Hi,
I am trying to use the authentication by URL mechanism as described in the https://github.com/cuba-labs/authentication-by-url and I’ve noticed the following (I am using the first approach that is described in the sample application)
When any user -the first time- tries to login into the application using a url that includes an appropriate token, then everything is working as expected. Now, if the same user tries to connect from his browser changing the token in the url in order to login as a different user -he can use either the same open browser window or create a new tab), then it is logged in as the old user! It seems that the CUBA application ignores the new URL, using instead the available session. So, I would like to ask you if we could somehow invalidate the current session in the provided first sample to allow users login any time with the current URL token. If not, we could somehow create a logout link to the application? Although this type of link seems not be provided by the CUBA framework I’ve found some instructions on the Forum describing a way to make a similar operation but I’ve found all of the them very advanced - Is there an easy way or a ready-to-use sample code to bypass the aforementioned problem?
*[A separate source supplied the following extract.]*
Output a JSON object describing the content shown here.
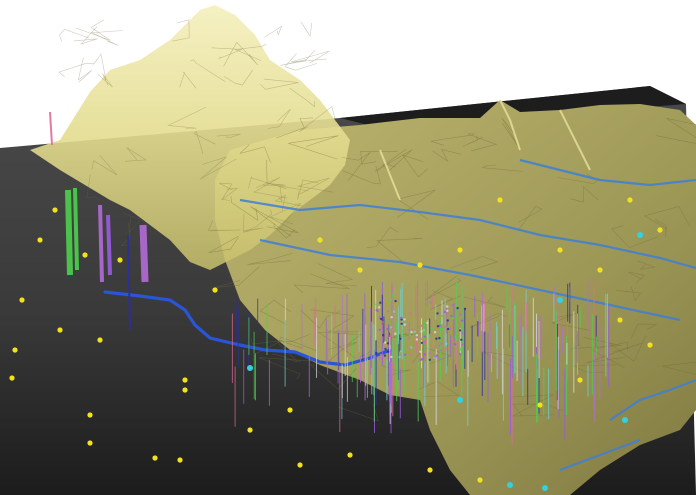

Since you have logged in the application from your browser, the link with navigation params will not work because CubaLoginScreenFilter will proceed without opening the Login screen. For the appropriate work, you need to log out, before handling the link with another token.
I can suggest you to use NavigationFilter (see documentation). It checks access for the given route and here we can process our navigation params.
In the filter, we should check that we are navigating to the login screen and then check the secret token and user.
Example:
@Override
public AccessCheckResult allowed(NavigationState fromState, NavigationState toState) {
String loginWindowRoute = windowConfig.findRoute("loginWindow");
if (Objects.equals(loginWindowRoute, toState.getRoot())) {
// check if current connection is authenticated
Connection connection = App.getInstance().getConnection();
if (connection.isAuthenticated()) {
// get secret token from params
Map<String, String> params = toState.getParams();
String st = params.get("st");
User user = connection.getSessionNN().getUser();
// if current user is auth, but ST does not correspond to the user do logout
if (!isSecretTokenForUser(user, st)) {
connection.logout();
}
}
}
return AccessCheckResult.allowed();
}
I slightly changed demo: logindemo.zip (89.2 KB)
Use the following links to check:
localhost:8080/app/#login?st=e63cacd4-646b-4232-bd72-36ddff780bbf // admin
localhost:8080/app/#login?st=93de5933-4aed-4ad7-bfac-97a0ec802352 // test
Hi,
I would like to thank you for your reply.It’s working now! I just have one question - based on the current implementation, when the second user tries to login, the initial user is logged out and the login screen is displayed. In this case, when the second user tries to login, is it possible for the system to automatically logout the first user and login the second one? Basically, we need to integrate our CUBA application with a third-party system using an iframe - Both systems share the same users and we need a transparent integration between these two systems…
When we enter a link for the second user in NavigationFilter we log out the first user. Then the application tries to open the Login screen, but in onAfterShow() we handle token and immediately do log in.
Could you clarify steps to reproduce when the second user tries to log in and the Login screen is displayed? Or if it is possible to share a small demo project where it can be reproduced?
I tried to open an application in BrowserFrame (iframe) and change the URL on button click, but there is no Login screen is shown.
On the same browser, I add a new tab and enter the url for the second user:
localhost:8080/app/#login?st=93de5933-4aed-4ad7-bfac-97a0ec802352
In this case, I get the login screen - What I am expecting is the second user to login automatically.
Debugging the application, I’ve noticed that in the following code at step(2) the value of state.getParams().get(“st”) is always null (see attached image)! Am I missing something?
@Subscribe
public void onAfterShow(AfterShowEvent event) {
String st = state.getParams().get("st");
if (stMap.containsKey(st)) {
doLogin(new ExternalUserCredentials(stMap.get(st)));
}
}
I reproduced this case. It seems when we try to use a link from another tab navigation state is missed when we do log out.
With this case, we can try process login/logout in the NavigationFilter.
@Override
public AccessCheckResult allowed(NavigationState fromState, NavigationState toState) {
String loginWindowRoute = windowConfig.findRoute("loginWindow");
if (Objects.equals(loginWindowRoute, toState.getRoot())) {
// get secret token from params
Map<String, String> params = toState.getParams();
String st = params.get("st");
// check if current connection is authenticated
Connection connection = App.getInstance().getConnection();
if (connection.isAuthenticated()) {
User user = connection.getSessionNN().getUser();
// if current user is auth, but ST does not correspond to the user do logout
if (!isSecretTokenForUser(user, st)) {
connection.logout();
// check if url was entered in another browser tab
if (!connection.isAuthenticated()) {
connection.login(new ExternalUserCredentials(stMap.get(st)));
}
}
}
return AccessCheckResult.rejected();
}
return AccessCheckResult.allowed();
}
Upd. notice, that if we enter URL on the same tab, user will be logged in twice. So code above was changed, now it should handle all cases.